Und wo, wenn nicht im »Herzkino« sind reife bis überreife weiße, heterosexuelle Hausfrauen repräsentiert? Was können Jutta Speidel und Simone Thomalla jetzt noch spielen? Transsexuelle Asylsuchende gibt es im Fernsehen zu Hauf, aber weiße Hausfrauen, die den Alltag in Miele-Küchen bewältigen?

Der Sonntagabend, die besinnliche Stunde, bevor es zum wöchentlichen oder vierzehntägigen Beischlaf kommt, wird bisher vom Krimi im Ersten und dem Frauenfilm im Zweiten getragen. Wenn der Frauenfilm nun gecancelt wird – welche Auswirkungen hat das für das Sexualverhalten, die Altersstruktur, die Daseinszufriedenheit, die Wehrbereitschaft und die Bindung an politische Parteien? Wo sind die Experten der Sozialforschung, wenn man sie mal braucht?

Stattdessen hat sich das ZDF fürs Krankenhaus entschieden.

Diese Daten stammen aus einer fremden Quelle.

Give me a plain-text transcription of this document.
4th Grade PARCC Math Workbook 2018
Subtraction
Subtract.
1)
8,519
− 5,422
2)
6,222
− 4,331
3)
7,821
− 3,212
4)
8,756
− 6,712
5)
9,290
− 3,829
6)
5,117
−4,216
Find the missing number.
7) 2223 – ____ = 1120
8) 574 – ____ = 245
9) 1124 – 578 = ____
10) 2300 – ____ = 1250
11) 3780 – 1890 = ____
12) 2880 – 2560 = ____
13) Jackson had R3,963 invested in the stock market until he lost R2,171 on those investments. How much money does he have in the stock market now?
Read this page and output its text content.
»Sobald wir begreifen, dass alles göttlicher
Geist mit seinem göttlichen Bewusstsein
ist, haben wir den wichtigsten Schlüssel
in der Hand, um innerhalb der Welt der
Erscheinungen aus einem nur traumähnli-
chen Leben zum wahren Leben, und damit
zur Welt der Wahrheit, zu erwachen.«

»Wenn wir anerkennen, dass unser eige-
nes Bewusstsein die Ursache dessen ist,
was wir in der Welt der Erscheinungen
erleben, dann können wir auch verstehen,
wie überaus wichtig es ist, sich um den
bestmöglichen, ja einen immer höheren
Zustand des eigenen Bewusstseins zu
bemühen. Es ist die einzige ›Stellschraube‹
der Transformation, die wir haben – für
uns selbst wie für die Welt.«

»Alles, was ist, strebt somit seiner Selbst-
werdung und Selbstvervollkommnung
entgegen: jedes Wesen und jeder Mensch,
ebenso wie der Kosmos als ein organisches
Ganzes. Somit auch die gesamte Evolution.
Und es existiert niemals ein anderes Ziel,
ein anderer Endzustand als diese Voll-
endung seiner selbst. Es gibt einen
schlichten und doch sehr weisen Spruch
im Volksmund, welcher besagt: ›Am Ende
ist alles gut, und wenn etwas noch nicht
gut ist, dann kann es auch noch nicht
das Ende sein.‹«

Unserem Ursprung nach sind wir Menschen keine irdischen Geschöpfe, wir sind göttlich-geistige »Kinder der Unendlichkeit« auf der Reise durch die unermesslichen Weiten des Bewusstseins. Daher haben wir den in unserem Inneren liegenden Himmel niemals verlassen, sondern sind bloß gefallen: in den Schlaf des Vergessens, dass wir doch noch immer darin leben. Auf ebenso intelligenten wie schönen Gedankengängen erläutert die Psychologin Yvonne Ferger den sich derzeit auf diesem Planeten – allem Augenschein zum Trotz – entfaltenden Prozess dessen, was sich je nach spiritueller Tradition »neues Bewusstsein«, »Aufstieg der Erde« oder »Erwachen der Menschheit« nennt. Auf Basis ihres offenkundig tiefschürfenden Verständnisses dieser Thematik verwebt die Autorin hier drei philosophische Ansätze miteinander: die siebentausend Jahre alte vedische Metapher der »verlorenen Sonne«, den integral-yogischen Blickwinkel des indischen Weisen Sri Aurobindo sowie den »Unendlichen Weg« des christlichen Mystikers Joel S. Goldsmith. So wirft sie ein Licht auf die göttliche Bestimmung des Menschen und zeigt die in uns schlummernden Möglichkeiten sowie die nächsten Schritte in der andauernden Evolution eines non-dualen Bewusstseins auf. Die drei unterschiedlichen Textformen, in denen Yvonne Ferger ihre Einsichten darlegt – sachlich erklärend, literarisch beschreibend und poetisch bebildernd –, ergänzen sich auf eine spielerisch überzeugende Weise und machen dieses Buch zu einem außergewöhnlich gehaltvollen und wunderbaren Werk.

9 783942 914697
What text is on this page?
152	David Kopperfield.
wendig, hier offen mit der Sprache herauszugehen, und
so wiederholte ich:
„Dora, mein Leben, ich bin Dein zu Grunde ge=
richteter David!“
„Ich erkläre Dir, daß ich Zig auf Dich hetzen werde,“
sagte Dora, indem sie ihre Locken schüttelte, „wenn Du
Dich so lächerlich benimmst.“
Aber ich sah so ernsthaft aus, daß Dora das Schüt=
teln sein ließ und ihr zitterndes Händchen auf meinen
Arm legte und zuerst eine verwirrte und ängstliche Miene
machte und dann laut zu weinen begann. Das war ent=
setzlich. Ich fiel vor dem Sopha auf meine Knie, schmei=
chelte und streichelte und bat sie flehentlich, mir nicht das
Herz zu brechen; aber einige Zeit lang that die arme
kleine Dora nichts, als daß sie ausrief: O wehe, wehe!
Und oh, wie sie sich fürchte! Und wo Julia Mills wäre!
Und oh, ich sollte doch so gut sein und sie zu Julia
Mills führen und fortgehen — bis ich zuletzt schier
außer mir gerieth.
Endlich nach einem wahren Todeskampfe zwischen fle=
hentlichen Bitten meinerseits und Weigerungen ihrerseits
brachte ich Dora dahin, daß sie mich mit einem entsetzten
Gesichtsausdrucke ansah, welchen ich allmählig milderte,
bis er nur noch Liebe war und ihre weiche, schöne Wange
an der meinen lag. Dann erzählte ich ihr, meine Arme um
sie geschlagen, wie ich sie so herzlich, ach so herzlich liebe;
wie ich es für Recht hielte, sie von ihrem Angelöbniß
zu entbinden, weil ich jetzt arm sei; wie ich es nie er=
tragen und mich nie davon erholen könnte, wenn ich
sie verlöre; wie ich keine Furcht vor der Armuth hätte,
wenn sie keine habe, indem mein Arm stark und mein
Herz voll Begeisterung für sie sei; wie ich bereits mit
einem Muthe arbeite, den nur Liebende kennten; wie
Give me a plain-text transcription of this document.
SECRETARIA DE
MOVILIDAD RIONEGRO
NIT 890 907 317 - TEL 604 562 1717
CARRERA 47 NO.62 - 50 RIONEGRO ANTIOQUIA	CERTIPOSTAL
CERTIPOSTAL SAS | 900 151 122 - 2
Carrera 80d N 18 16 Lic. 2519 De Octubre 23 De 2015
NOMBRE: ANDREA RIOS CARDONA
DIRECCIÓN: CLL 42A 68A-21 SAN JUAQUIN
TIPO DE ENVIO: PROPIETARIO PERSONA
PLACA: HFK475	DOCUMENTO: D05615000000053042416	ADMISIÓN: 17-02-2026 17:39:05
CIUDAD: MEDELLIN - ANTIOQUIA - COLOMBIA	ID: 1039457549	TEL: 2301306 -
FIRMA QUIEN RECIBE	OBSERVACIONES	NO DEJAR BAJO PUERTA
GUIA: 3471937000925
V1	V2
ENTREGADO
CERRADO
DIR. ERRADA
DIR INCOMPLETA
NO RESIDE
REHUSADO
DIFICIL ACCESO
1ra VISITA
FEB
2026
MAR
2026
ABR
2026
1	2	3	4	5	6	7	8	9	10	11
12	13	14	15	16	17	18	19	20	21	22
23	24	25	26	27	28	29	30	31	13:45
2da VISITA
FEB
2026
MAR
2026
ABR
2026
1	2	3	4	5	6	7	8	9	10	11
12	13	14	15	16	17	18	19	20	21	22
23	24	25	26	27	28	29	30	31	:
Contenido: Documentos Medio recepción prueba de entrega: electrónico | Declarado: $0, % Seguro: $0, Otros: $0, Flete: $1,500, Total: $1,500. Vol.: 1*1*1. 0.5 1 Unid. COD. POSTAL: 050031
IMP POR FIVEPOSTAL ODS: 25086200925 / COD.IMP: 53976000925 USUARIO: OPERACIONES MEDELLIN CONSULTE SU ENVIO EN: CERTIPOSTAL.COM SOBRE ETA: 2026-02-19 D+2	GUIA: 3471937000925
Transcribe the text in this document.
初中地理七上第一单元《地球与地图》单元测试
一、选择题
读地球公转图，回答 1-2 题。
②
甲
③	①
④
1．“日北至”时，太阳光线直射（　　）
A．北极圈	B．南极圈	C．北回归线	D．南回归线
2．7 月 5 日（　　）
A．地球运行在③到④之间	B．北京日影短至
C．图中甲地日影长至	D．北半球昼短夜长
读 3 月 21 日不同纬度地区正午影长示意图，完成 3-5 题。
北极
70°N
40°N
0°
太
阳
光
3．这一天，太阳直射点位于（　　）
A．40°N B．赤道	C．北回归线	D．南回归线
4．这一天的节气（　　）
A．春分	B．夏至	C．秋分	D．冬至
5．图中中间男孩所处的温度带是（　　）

Krank wird jeder mal, Angst hat jeder und gestorben wird immer. Das Krankenhaus als Abbild unserer Urängste und einer arbeitsteilig herumwuselnden Gesellschaft. Und man lernt immer ein bisschen dazu. Wussten Sie, dass ein Hirntumor dauergeil machen kann? Nein? Dann haben Sie auch keinen.

Aus der Sachsenklinik (»In aller Freundschaft«) kommt man vielleicht nicht lebend, vielleicht einmal gesünder, aber auf jeden Fall klüger heraus, als man hineingegangen ist.